The Employers' Association

The Employers’ Association (TEA) is a not-for-profit employers’ association, formed in 1939, with offices in Grand Rapids serving the West Michigan employer community. We help more than 600 member companies maximize employee productivity and minimize employer liability through human resources and management advice, training, survey data, and consulting services.

TEA is in the business of helping people. This blog is intended to address human issues, concerns and the things that impact people - be they self-perpetuated or externally imposed. Feel free to respond to the thoughts presented here, for without each other, we are nothing!

Wednesday, October 28, 2015


Communicating effectively is a process.  If viewed as an event, change will not be lasting.  People must become involved in transition, their ideas encouraged and fostered, with credit for positive change being given to them while “blame” for failure is assumed by whomever is truly responsible – and often by Management (or yourself) if no one act or event can be identified as being “at fault.”  We must focus on “fixing the crime” rather than imprisoning the perpetrator.  We should draw a verbal line in the sand and discuss “going forward” rather than stressing over things already said and done that cannot be taken back.  What good is it if we take the time to identify WHO left the barn door open while the animals are wandering further from home with each passing moment?  We must prioritize our communications to make them part of an effective process – beginning with what must be accomplished or resolved before taking the time to establish who is at fault or what was done to cause the problem.  Sometimes we learn more from failure than we do from success – failure often being a necessity for change – as long as learning from failure is a positive one-time experience rather than something repeated without consequence.  When others are involved, engaged and provided with transparent communications BEFORE change happens they tend to pull together for the “common good” rather than for their own personal gain.

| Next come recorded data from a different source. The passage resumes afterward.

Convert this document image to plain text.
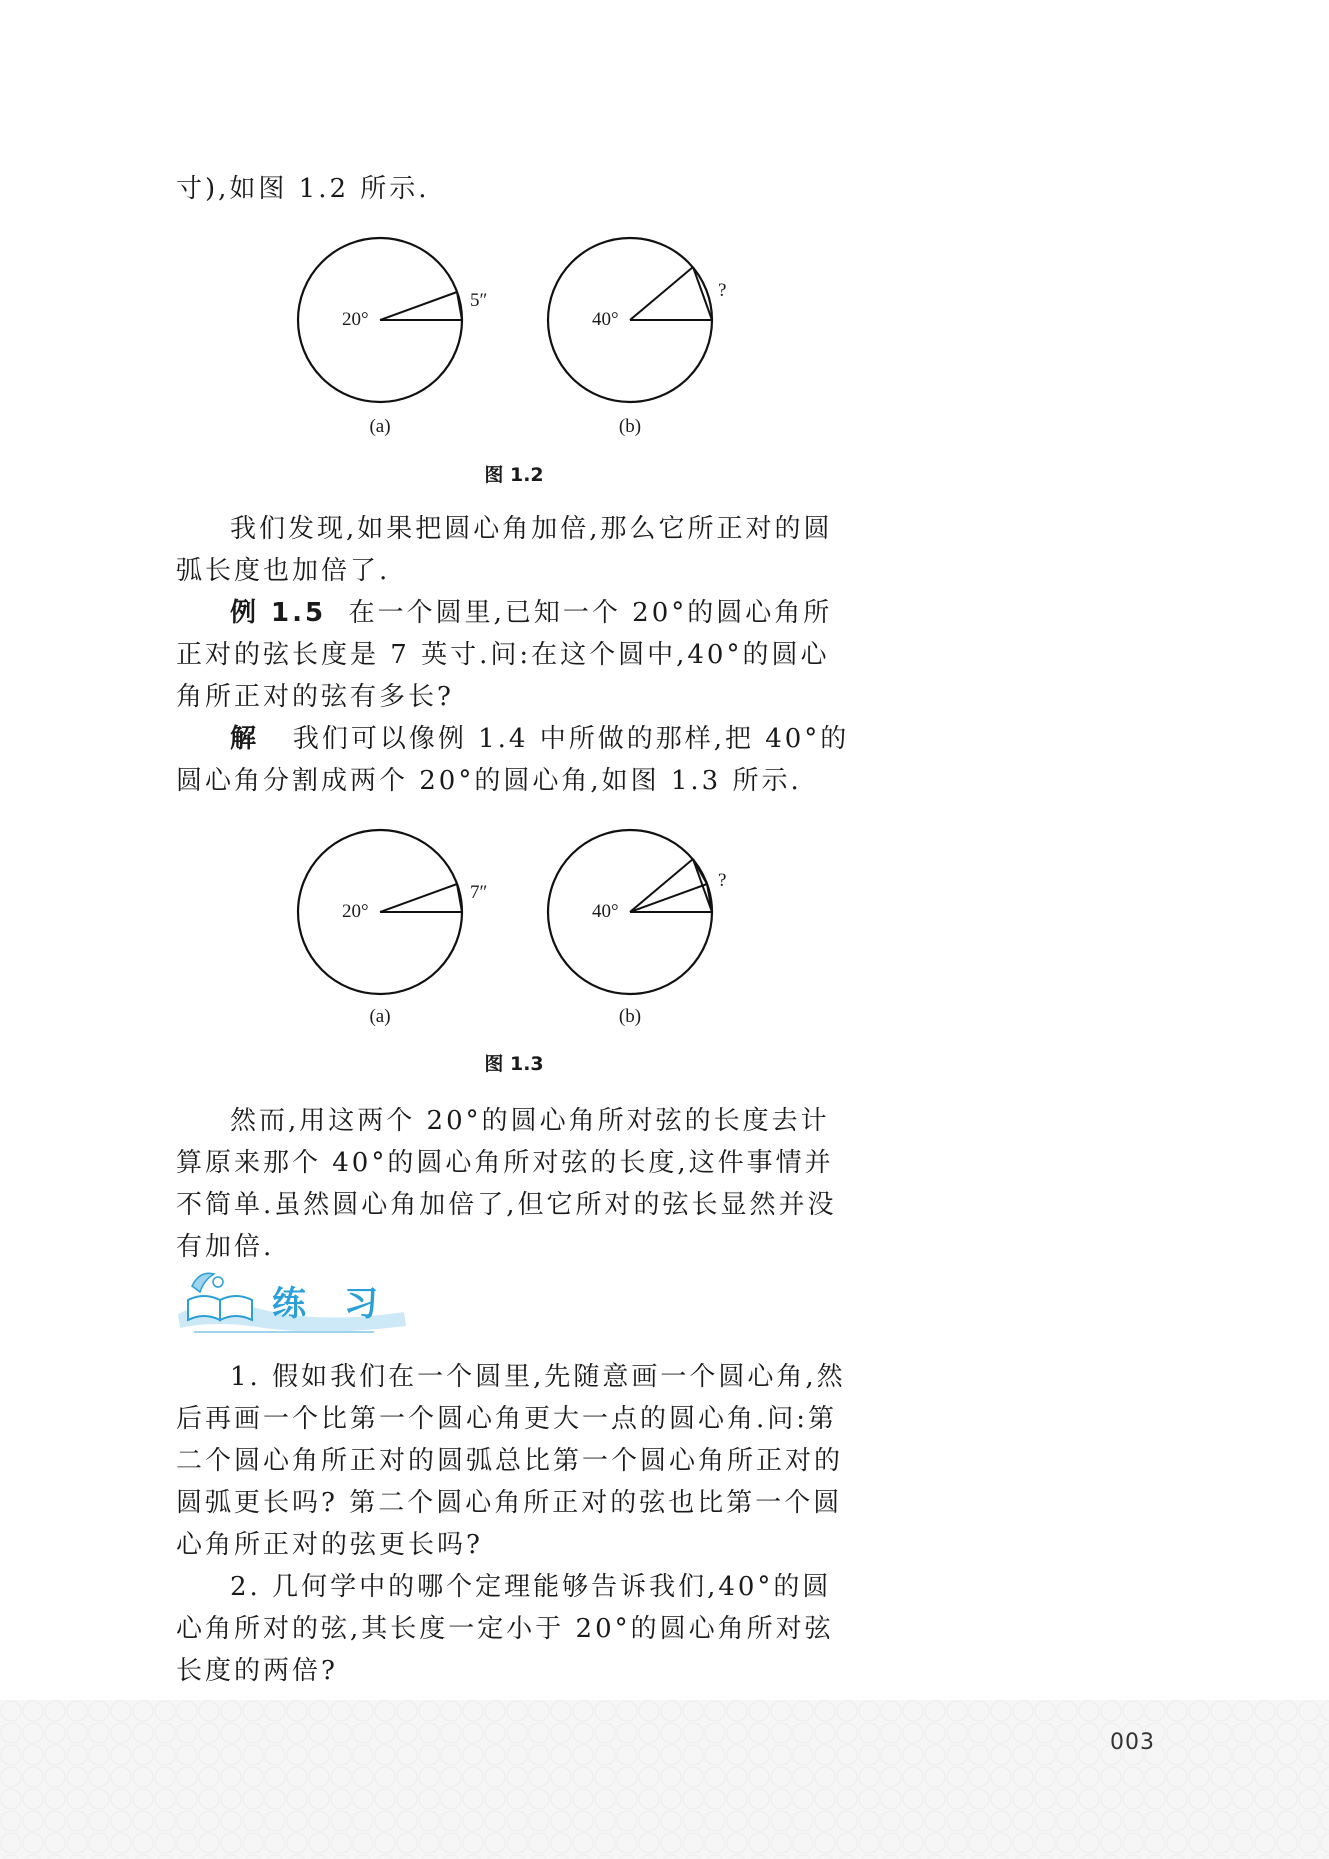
寸),如图 1.2 所示.

20°
5″
40°
?
(a)	(b)
图 1.2

我们发现,如果把圆心角加倍,那么它所正对的圆弧长度也加倍了.

例 1.5 在一个圆里,已知一个 20°的圆心角所正对的弦长度是 7 英寸.问:在这个圆中,40°的圆心角所正对的弦有多长?

解 我们可以像例 1.4 中所做的那样,把 40°的圆心角分割成两个 20°的圆心角,如图 1.3 所示.

20°
7″
40°
?
(a)	(b)
图 1.3

然而,用这两个 20°的圆心角所对弦的长度去计算原来那个 40°的圆心角所对弦的长度,这件事情并不简单.虽然圆心角加倍了,但它所对的弦长显然并没有加倍.

练习

1. 假如我们在一个圆里,先随意画一个圆心角,然后再画一个比第一个圆心角更大一点的圆心角.问:第二个圆心角所正对的圆弧总比第一个圆心角所正对的圆弧更长吗? 第二个圆心角所正对的弦也比第一个圆心角所正对的弦更长吗?

2. 几何学中的哪个定理能够告诉我们,40°的圆心角所对的弦,其长度一定小于 20°的圆心角所对弦长度的两倍?

003
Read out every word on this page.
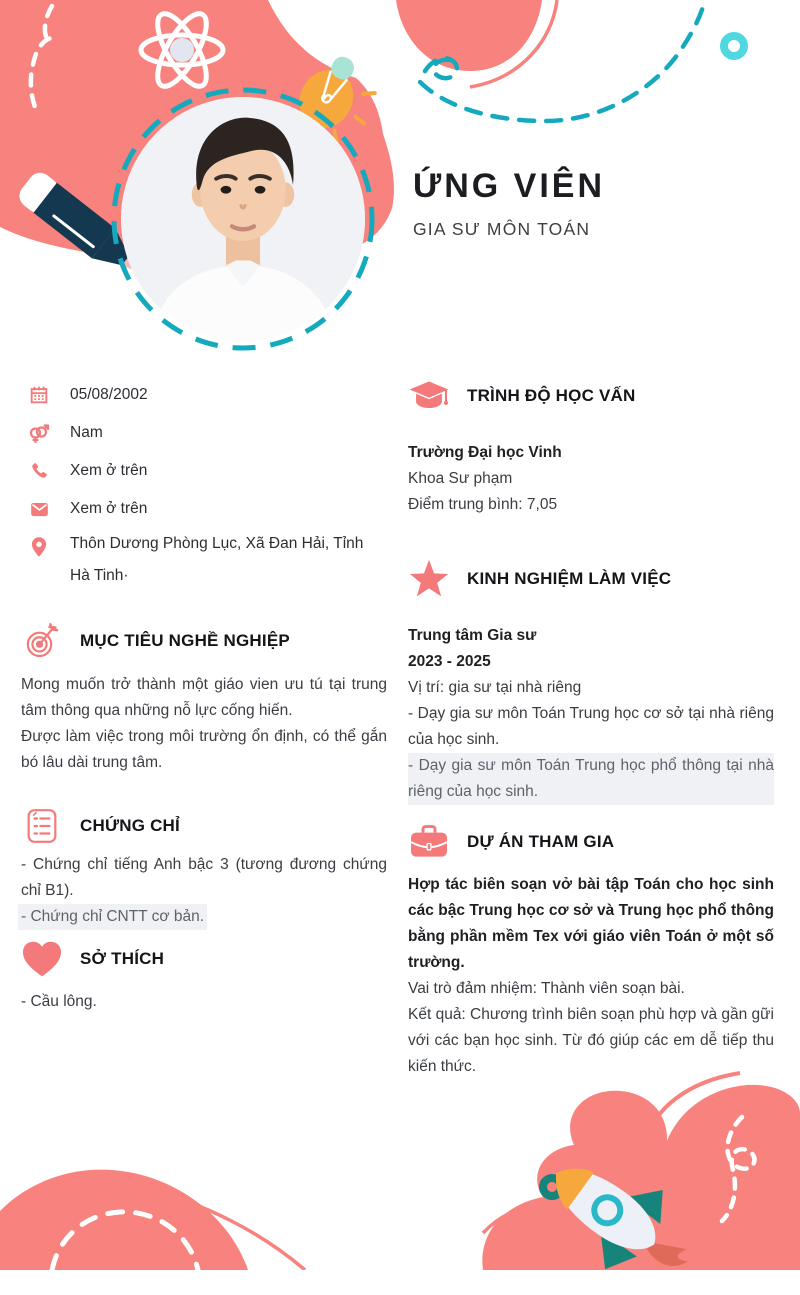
ỨNG VIÊN

GIA SƯ MÔN TOÁN

05/08/2002
Nam
Xem ở trên
Xem ở trên
Thôn Dương Phòng Lục, Xã Đan Hải, Tỉnh Hà Tinh·
MỤC TIÊU NGHỀ NGHIỆP

Mong muốn trở thành một giáo vien ưu tú tại trung tâm thông qua những nỗ lực cống hiến.

Được làm việc trong môi trường ổn định, có thể gắn bó lâu dài trung tâm.

CHỨNG CHỈ

- Chứng chỉ tiếng Anh bậc 3 (tương đương chứng chỉ B1).

- Chứng chỉ CNTT cơ bản.

SỞ THÍCH

- Cầu lông.

TRÌNH ĐỘ HỌC VẤN

Trường Đại học Vinh

Khoa Sư phạm

Điểm trung bình: 7,05

KINH NGHIỆM LÀM VIỆC

Trung tâm Gia sư

2023 - 2025

Vị trí: gia sư tại nhà riêng

- Dạy gia sư môn Toán Trung học cơ sở tại nhà riêng của học sinh.

- Dạy gia sư môn Toán Trung học phổ thông tại nhà riêng của học sinh.

DỰ ÁN THAM GIA

Hợp tác biên soạn vở bài tập Toán cho học sinh các bậc Trung học cơ sở và Trung học phổ thông bằng phần mềm Tex với giáo viên Toán ở một số trường.

Vai trò đảm nhiệm: Thành viên soạn bài.

Kết quả: Chương trình biên soạn phù hợp và gần gữi với các bạn học sinh. Từ đó giúp các em dễ tiếp thu kiến thức.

As employees become invested in the organization, management often is seen as the galvanizing communicator of change rather than the initiator of hysteria.  Decisions regarding processes change and workforce adjustments are easier to implement when employees feel involved in the business’ direction.  Knowledgeable employees having the ability to speak up (being heard rather than ignored) usually understand the need for change, often anticipating it long before Management is willing to act.  In personal situations, communicating effectively by seeking input from those involved and asking for ideas rather than ALWAYS providing solutions will help us to accomplish more by expending less time, effort and energy.  It is always more effective to have two or more invested parties working towards the resolution of an issue or concern than it is to “do it all alone” (even if you think that doing things yourself will get them done right). 

Whether large or small – manufacturing or service – privately or publicly owned – businesses must exhibit a
“selfless, thankless perseverance” if employees are to become key initiators of change.  Praise loudly (while correcting softly) must be the mantra of leadership-driven change.  Credibility is the cornerstone of employee involvement (which, if tarnished, must be painfully rebuilt over a long period of time).  Providing feedback on the accomplishment of key outcomes is necessary to measure the effectiveness of change.  Involving employees (whenever possible) in the decision-making process helps both good and bad news be more readily accepted.  The same principles, when universally applied to any relationship (not just those we have in a work setting) will accomplish great things through the “pulling together” of diverse thoughts, ideas and perspectives as new paths are discovered and unimagined destinations are revealed.

Communications must be transparent, credible, and honest if employees (or those you speak with on a regular basis) are to trust the message and believe the messenger.  When entering a situation where good people are working hard to do what they feel best – but losing effectiveness because of misdirected activities and inefficient processes – we should ask questions (IF we want to make a difference) such as:
  • Why is this activity (process/choice/conversation) being done 
  • Is there “redeeming value” to the effort or is it needless busy work that takes time that could be better invested elsewhere?
  • How could this be done differently?
  • How much am I to blame for the situation?
Unless (and until) we ask to clarify – to identify the “what and why” of any given situation – we cannot begin to resolve an issue or truly make a difference (other than continuing to be a part of the problem rather than the initiator of a solution).
Effectively communicating with anyone is a journey rather than a destination.  As with any journey, begin by taking one step at a time then move forward while keeping your eye on the goal ahead (rather than seeking validation from where you have been).  Living in the past tends to isolate us from our “present” and prevent us from reaching our future.  Do not seek absolute comfort in where you are and what you have accomplished.  Being content with having become all you think you can be allows us to accept less from ourselves and others around us – giving up on all you might yet become or holding another back from reaching a new plateau from which to move forward.  Do not become so absorbed with yourself that you cannot hear other voices around you – becoming so locked into the accomplishment of your goals, aspirations and objectives that you fail to recognize new and unexpected opportunity. 

We communicate effectively ONLY when first we listen (using our two ears) and observe (with our two eyes) BEFORE speaking (using our one mouth) or acting (guided by our uniquely singular brain).  When we fail to prioritize our communications in this manner – when we act before observing or speak prior to listening – our efforts will be critically flawed.